溫知遙恨鐵不成鋼地看著四女,眼中的失望毫不掩飾。
“說你們蠢一點沒說錯,他說的親生兒子就是秦思秋,那個被他抱回來的養子,明白了嗎?”
“什麼?”
“這怎麼可能?”
四女都是大吃一驚,一臉的不敢置信。
溫玉寧更是失魂落魄,抓著秦遜的手苦苦哀求:“不是這樣的,你快說不是這樣的。

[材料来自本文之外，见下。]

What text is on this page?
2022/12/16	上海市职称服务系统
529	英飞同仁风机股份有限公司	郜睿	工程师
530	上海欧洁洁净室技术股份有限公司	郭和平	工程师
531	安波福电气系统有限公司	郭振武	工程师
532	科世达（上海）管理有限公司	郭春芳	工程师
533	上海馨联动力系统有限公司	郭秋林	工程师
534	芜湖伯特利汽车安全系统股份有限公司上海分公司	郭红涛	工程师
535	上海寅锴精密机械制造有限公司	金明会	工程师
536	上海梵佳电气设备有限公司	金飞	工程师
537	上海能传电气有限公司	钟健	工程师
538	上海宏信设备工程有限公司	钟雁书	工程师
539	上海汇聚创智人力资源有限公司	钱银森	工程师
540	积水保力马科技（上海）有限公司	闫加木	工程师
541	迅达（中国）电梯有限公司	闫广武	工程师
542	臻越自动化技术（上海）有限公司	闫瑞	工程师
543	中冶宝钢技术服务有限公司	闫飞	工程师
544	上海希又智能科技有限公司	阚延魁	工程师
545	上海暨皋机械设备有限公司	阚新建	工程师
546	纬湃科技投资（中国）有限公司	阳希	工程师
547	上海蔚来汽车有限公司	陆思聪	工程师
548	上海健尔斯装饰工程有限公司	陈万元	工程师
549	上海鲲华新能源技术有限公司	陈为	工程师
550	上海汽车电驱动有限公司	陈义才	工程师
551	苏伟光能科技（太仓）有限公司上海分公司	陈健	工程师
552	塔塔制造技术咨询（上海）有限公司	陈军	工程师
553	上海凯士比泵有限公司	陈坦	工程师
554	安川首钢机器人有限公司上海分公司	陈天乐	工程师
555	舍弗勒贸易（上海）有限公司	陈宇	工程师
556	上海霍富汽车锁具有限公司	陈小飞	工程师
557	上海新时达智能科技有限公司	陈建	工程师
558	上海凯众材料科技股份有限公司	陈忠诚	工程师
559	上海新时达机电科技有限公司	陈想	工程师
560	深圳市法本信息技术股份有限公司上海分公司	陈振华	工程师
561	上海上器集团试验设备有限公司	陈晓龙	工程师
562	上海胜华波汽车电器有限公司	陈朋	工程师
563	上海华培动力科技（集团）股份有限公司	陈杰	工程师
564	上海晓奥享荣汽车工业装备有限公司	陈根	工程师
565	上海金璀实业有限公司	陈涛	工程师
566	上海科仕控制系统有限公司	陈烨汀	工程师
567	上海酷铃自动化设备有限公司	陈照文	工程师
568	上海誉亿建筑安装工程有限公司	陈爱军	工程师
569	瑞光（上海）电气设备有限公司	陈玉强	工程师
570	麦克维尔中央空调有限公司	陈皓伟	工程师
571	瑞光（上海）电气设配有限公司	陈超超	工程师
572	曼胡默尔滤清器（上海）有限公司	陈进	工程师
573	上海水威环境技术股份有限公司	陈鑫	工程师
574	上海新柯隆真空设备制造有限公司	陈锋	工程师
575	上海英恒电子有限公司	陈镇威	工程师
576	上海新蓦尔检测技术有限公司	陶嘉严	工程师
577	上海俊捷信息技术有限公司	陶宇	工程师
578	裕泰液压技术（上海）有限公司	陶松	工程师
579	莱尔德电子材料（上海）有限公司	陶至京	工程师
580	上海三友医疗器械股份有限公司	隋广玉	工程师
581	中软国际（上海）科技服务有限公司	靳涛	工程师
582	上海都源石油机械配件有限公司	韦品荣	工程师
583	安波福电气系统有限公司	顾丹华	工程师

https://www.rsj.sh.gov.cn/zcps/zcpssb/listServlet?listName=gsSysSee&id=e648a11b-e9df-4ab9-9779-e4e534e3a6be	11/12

”
就連秦舒然她們也無法接受了。
她們可以接受秦思秋是孤兒,是領養的。
但不能接受對方是秦遜的私生子,因為那代表著父親對母親的背叛,也是對她們的欺騙。
可惜,秦遜無情地打碎了她們最後一絲希望。
“沒錯,秦思秋就是我的親生兒子。”
溫玉寧瞬間淚崩,她揪著秦遜的衣領:“為什麼?你為什麼要這樣做?我哪裡對不起了你?”
“哪裡對不起我?”
秦遜冷笑連連:“你知道一個男人最重要的是什麼嗎?”
不等對方回答,因為秦遜不認為對方能回答得出來。
“是尊嚴!”
秦遜臉上帶著深深的仇恨,表情癲狂。
“我無論在秦家還是在溫家都沒有得到過尊嚴,甚至在外麵更是有無數人背後恥笑我,說我是一個吃軟飯的,說我是上門女婿。”
秦遜臉上布滿了屈辱,他手指指著溫家眾人,咬牙切齒。
“還有你們,哪個尊重過我?對我呼來喝去動輒一頓罵,甚至就連小輩都直呼我名。”
溫家眾人雖然憤怒,但也沉默了。
因為他們每個人的確打自心底裡瞧不起秦遜。
彆看秦氏集團挺不錯的,但在溫家眼中隻能算一般,最關鍵的是秦氏集團還是溫家扶持起來的。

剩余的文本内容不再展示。